Le 2 juillet 2025, dans le cadre de la sixième conférence internationale Plate organisée à Aalborg, au Danemark, un événement discret mais potentiellement structurant s’est produit. L’association française HOP (Halte à l’obsolescence programmée), en collaboration avec l’université d’Aalborg et l’organisation Repair Café Danmark, a lancé la première Alliance internationale de la durabilité. Ce projet, officiellement présenté par Laetitia Vasseur, déléguée générale de HOP, marque une étape dans l’extension à l’échelle planétaire des efforts pour la durabilité des produits.
Durabilité : un réseau indépendant pour renforcer les initiatives locales
Face à la prolifération des produits à durée de vie réduite, ce réseau international propose une nouvelle approche : fédérer les acteurs engagés dans la lutte contre l’obsolescence programmée et dans la promotion de la réparabilité. Comme l’a affirmé Laetitia Vasseur lors de son discours inaugural : « Il est temps de passer à l’échelle le combat pour la durabilité des produits. Rejoignez le mouvement ! ».
L’objectif est clair : mutualiser les ressources, favoriser les synergies et donner de la visibilité aux efforts isolés. L’alliance mettra à disposition un espace de partage libre, accessible gratuitement, permettant aux membres – associations, chercheurs, entreprises, collectivités – d’échanger articles scientifiques, études, témoignages, webinaires et bonnes pratiques. À travers cette plateforme de collaboration, l’initiative entend donner un coup d’accélérateur au mouvement global pour des biens durables.
HOP, Aalborg et Repair Café Danmark : acteurs fondateurs d’une gouvernance ouverte
Le fonctionnement de l’Alliance internationale de la durabilité repose sur une structure ouverte, indépendante, sans hiérarchie centralisée. Chaque acteur ou membre dispose d’un accès équitable aux ressources disponibles. Cette approche favorise la co-construction des outils, l’adaptation aux contextes locaux et le respect des contraintes propres à chaque territoire.
Selon les éléments publiés par HOP sur son site officiel : « Cette alliance apporte, par son indépendance totale, une liberté d’échange entre organisations ou individus membres. […] Le partage des expériences et des ressources […] vise à promouvoir et renforcer les initiatives locales. ».
D’ores et déjà, le réseau a reçu le soutien formel du réseau Ashoka, et sa présentation devant le One Planet Network de l’ONU est programmée. L’alliance devrait tenir sa première réunion officielle à l’automne 2025, après une phase d’expansion prévue durant l’été.
Une réponse structurelle aux enjeux de recyclage et de responsabilité élargie
Dans un contexte où les politiques de recyclage peinent à enrayer la progression des déchets électroniques, cette alliance ambitionne d’apporter une réponse préventive, en agissant dès la conception des produits. L’idée fondatrice : faire de la durabilité une norme plutôt qu’une exception. Elle s’inscrit ainsi dans une dynamique plus large, en lien avec les travaux du Programme environnemental des Nations Unies, dont HOP co-dirige un groupe sur l’allongement de la durée de vie des produits.

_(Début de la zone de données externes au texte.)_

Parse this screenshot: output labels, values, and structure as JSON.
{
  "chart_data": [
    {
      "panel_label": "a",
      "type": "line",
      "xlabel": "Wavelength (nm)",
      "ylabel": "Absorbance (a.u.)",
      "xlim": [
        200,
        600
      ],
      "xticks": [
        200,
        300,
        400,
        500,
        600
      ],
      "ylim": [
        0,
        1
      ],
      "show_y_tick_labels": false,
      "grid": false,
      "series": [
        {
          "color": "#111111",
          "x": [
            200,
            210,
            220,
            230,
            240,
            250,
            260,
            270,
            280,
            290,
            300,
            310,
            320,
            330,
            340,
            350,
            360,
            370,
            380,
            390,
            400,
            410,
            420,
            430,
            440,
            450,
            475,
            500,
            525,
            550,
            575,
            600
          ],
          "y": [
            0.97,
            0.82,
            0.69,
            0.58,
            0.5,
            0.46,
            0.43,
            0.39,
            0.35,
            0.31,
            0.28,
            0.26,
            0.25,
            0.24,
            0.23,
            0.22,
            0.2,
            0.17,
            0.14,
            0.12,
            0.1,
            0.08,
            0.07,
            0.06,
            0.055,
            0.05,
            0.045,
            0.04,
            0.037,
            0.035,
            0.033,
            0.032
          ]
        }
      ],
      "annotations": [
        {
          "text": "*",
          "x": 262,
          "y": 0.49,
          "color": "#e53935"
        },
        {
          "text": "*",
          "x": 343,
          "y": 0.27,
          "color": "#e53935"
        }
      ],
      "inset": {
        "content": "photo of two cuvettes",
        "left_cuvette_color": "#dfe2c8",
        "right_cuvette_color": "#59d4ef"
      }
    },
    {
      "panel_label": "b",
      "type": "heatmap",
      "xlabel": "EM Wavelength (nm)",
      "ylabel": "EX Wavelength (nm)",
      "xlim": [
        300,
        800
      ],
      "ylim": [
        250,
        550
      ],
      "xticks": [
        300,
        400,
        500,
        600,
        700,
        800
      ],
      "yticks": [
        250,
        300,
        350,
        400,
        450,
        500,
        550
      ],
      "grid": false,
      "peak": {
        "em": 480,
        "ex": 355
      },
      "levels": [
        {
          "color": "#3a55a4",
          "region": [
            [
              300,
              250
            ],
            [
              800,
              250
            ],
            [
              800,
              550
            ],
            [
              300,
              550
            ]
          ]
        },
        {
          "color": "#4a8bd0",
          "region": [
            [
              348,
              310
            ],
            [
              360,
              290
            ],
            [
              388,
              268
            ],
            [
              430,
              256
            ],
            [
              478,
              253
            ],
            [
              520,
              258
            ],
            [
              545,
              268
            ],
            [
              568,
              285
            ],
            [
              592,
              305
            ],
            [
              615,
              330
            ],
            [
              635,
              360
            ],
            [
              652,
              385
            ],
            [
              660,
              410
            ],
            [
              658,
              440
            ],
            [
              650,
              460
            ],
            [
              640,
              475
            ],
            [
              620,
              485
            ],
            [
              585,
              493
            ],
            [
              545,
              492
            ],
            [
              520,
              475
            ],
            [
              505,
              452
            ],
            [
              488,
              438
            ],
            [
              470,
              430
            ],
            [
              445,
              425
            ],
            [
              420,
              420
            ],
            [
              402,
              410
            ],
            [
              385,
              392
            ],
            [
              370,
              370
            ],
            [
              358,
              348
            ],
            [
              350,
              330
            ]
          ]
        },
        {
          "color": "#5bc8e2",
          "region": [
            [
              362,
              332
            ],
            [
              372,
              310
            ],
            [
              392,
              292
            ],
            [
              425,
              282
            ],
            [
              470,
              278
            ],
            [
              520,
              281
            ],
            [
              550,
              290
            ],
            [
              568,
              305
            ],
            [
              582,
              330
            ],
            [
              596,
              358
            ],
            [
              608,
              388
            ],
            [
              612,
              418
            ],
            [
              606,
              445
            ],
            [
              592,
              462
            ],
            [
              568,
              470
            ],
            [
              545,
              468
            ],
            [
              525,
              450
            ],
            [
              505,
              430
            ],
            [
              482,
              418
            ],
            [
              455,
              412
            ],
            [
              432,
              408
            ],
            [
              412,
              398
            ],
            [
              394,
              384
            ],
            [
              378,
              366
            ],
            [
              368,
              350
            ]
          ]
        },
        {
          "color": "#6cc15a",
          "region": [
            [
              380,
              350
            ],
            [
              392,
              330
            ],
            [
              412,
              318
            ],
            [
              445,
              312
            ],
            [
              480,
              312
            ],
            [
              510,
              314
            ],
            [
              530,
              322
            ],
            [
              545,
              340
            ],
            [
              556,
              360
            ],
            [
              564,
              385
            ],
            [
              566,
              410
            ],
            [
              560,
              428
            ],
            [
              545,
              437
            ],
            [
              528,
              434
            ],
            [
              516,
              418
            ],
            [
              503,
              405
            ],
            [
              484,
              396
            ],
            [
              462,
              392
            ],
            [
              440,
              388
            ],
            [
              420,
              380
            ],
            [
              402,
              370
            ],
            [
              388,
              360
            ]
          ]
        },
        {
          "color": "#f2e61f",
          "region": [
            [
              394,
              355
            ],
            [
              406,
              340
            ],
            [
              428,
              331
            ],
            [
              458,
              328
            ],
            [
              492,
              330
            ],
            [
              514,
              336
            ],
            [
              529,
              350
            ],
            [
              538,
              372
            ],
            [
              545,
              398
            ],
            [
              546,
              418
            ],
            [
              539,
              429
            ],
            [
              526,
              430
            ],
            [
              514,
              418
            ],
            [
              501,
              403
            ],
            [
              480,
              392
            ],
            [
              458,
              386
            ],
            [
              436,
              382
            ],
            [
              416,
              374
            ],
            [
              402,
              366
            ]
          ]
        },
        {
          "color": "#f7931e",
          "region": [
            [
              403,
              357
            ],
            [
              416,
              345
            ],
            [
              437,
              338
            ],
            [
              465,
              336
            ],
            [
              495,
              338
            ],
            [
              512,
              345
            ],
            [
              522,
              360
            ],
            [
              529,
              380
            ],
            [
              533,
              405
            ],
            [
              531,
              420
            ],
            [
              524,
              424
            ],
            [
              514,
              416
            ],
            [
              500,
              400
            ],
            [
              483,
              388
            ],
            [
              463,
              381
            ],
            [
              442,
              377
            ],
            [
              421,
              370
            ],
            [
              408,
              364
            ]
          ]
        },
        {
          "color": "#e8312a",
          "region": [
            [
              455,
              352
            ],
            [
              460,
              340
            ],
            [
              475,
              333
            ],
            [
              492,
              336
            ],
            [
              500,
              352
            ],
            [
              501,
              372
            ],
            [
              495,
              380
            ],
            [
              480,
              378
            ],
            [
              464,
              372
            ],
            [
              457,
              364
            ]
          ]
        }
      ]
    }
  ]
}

Ce positionnement stratégique vise également à alimenter les réflexions autour de la Responsabilité Sociétale des Entreprises (RSE). En intégrant les enjeux de durabilité dans les critères de performance, l’alliance pourrait influencer à terme les indicateurs extra-financiers des grandes entreprises. Un signal fort pour les industriels : la fin du modèle linéaire pourrait bien s’organiser depuis le terrain.
Une inscription ouverte et des premières adhésions mondiales
L’un des éléments marquants du lancement de cette alliance est la gratuité de l’adhésion. En quelques jours, des membres issus de cinq continents, provenant d’universités, d’entreprises engagées, de collectivités locales et d’ONG, ont déjà rejoint le réseau. D’après le site de HOP, l’alliance se donne pour mission de : « mettre en réseau les acteurs et actrices du changement lié à la durabilité des produits » et d’« offrir un espace indépendant pour mutualiser les expériences et renforcer l’impact des projets. »
En créant une alliance structurée, indépendante et ouverte, HOP, l’université d’Aalborg et Repair Café Danmark tentent de répondre à une urgence : coordonner les efforts épars pour allonger la durée de vie des biens. Cette initiative ne se limite pas à une campagne de sensibilisation. Elle trace les contours d’un contre-pouvoir méthodique, fondé sur l’échange, la connaissance et l’action. La durabilité devient ainsi plus qu’un objectif : une stratégie partagée.